I choose not to discuss politics on my blog. But I can’t let this go.
I was stunned by what happened after Mass yesterday.
My husband and I took our glazed donuts and coffee and sat near the fountain in the church courtyard. My mom saw us and came over.
A few minutes later one of my mom’s friends walked by and stopped to talk. The conversation took an immediate turn I didn’t expect.
Mom’s friend, looking right at Mom: “Before we start talking, I have to know. Did you vote for Trump?”
Mom’s friend: “Good. Because I don’t want to associate with any hate mongers.”
WHAT? Did she really just say that?
My jaw dropped. I looked at my husband and took a deep breath. That woman had no idea who we voted for. And actually, it didn’t even matter. If I voted Democrat or Republican, it wouldn’t change my reaction to what she said.
I know how deeply our country is divided.
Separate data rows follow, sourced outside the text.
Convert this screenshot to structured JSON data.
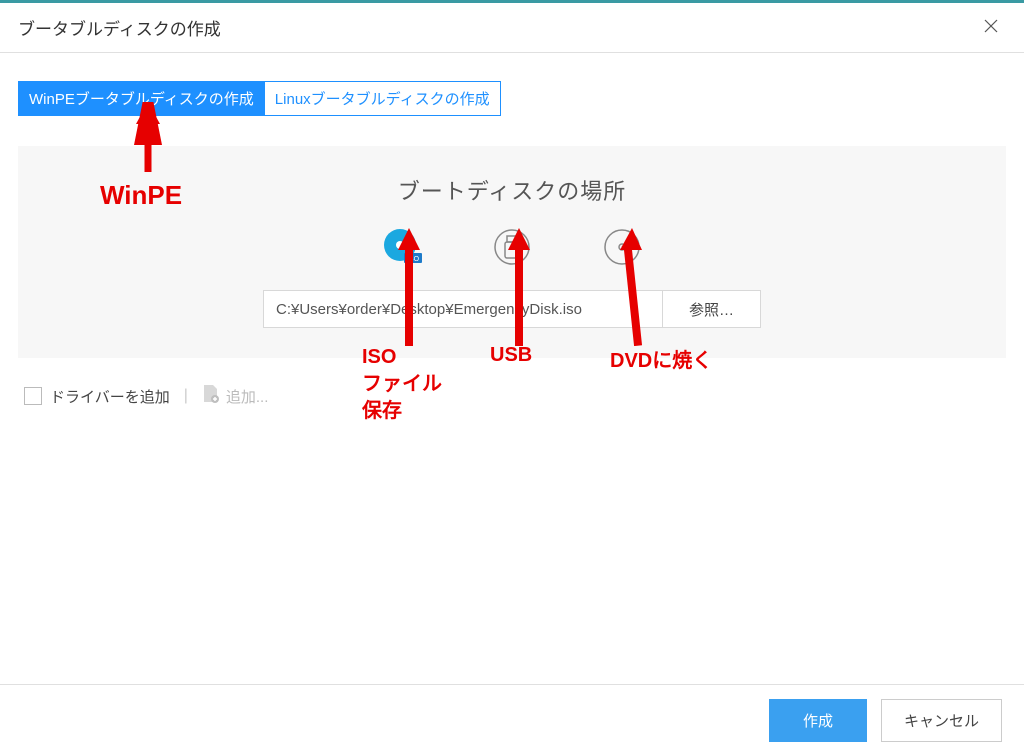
{
  "window": {
    "title": "ブータブルディスクの作成"
  },
  "tabs": {
    "winpe": "WinPEブータブルディスクの作成",
    "linux": "Linuxブータブルディスクの作成"
  },
  "panel": {
    "title": "ブートディスクの場所",
    "path_value": "C:¥Users¥order¥Desktop¥EmergencyDisk.iso",
    "browse": "参照…"
  },
  "driver": {
    "label": "ドライバーを追加",
    "add": "追加..."
  },
  "footer": {
    "create": "作成",
    "cancel": "キャンセル"
  },
  "annotations": {
    "winpe": "WinPE",
    "iso": "ISO\nファイル\n保存",
    "usb": "USB",
    "dvd": "DVDに焼く"
  }
}
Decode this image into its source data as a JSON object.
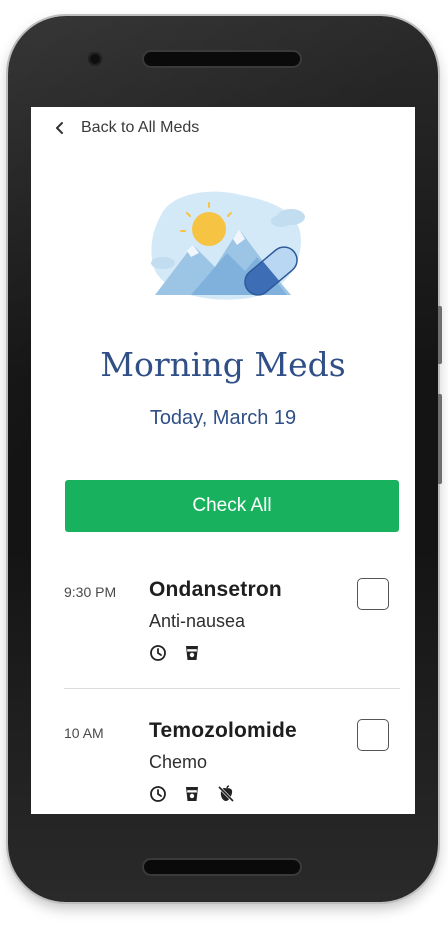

But up until that moment, I hadn’t experienced the anger and bitterness firsthand.
I was so shocked by her spiteful words, I couldn’t concentrate. No matter what she said after that, I had no interest in getting to know her. She didn’t seem kind. She basically stated she didn’t want to speak with others, unless they’re of the same political affiliation as her.
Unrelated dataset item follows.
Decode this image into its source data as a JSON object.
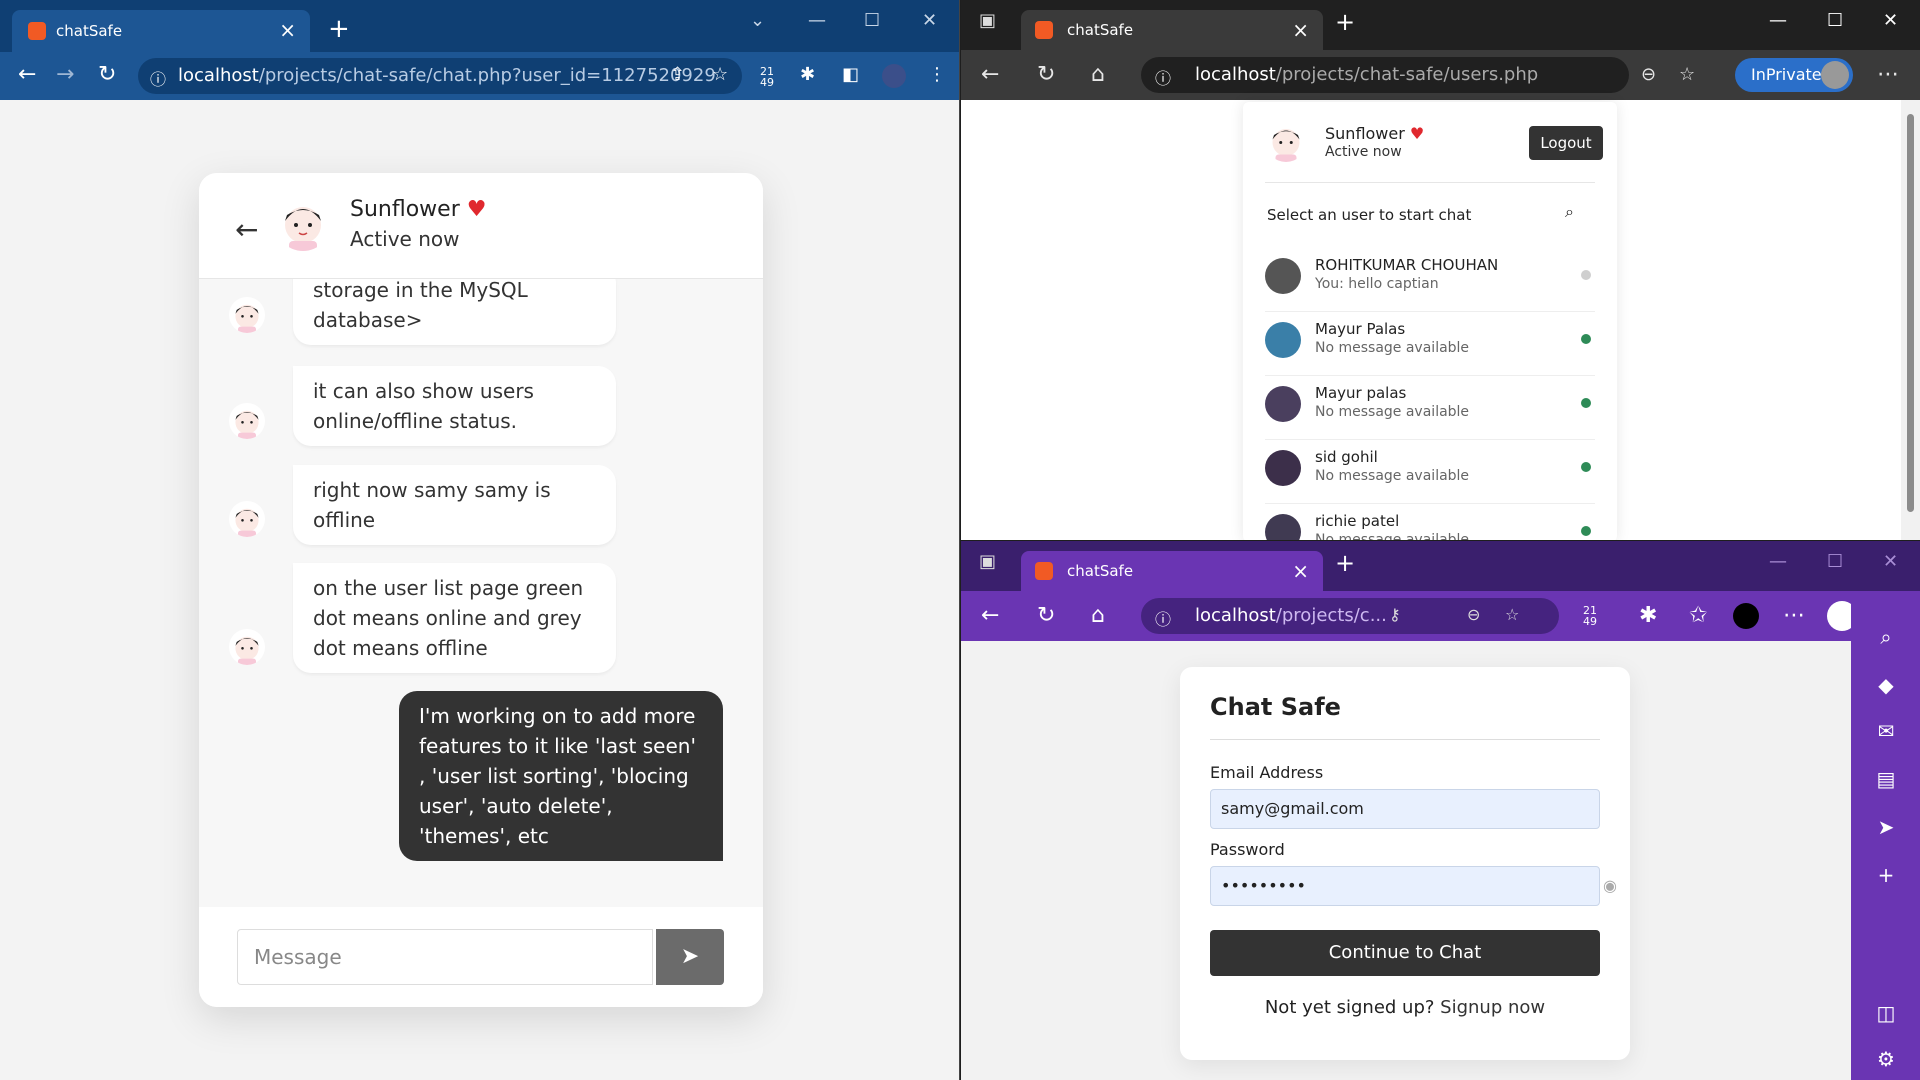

And she just attended Mass.
Maybe she didn’t listen to the priest, as he called for peace and unity. She must not have heard him tell the congregation we need to practice tolerance and respect. And appreciate the diverse fabric of our nation, which is what makes life rich and beautiful. Did she miss his prayers for our nation to heal?
My husband and I didn’t say anything to Mom’s friend. We didn’t want to embarrass my mom or incite a confrontation. It wasn’t the time or place for that.
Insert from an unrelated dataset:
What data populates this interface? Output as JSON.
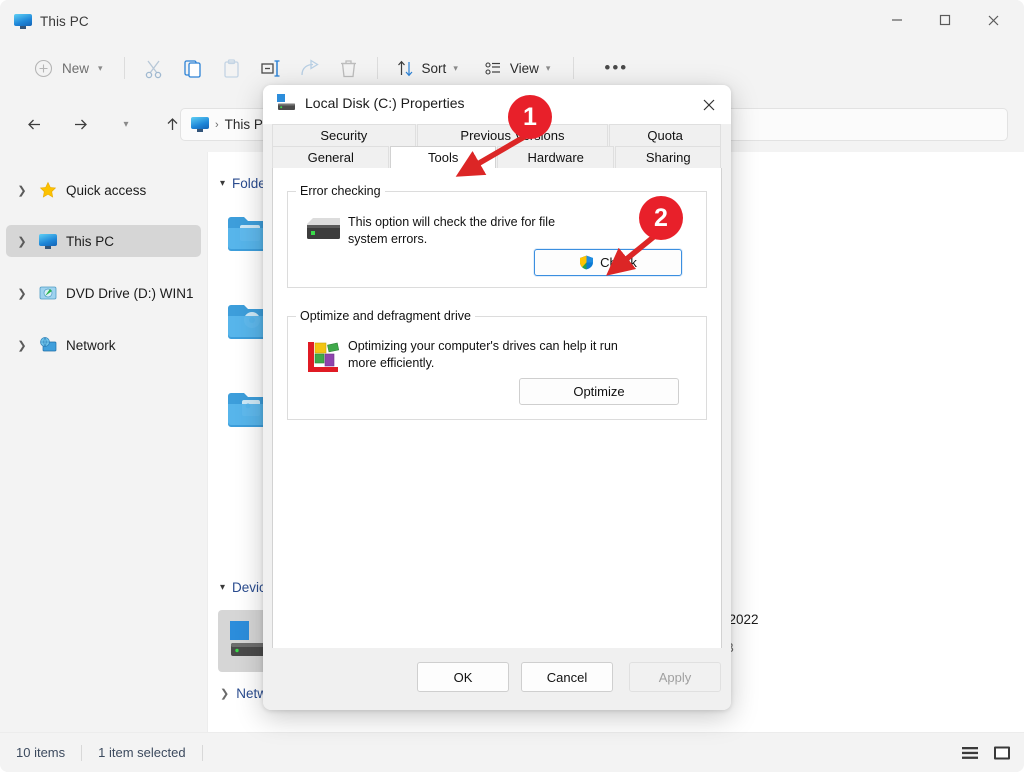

We all don’t have to agree. One of our most important rights as American citizens is freedom to voice our opinions. But that doesn’t mean we shouldn’t respect the views of others. What I’m certain of, is that hate is never appropriate.
I hope my mom’s friend will one day recognize that her thoughts and actions do not promote kindness, acceptance, or humility.
I pray that in time, the United States will not be as divided as it is today.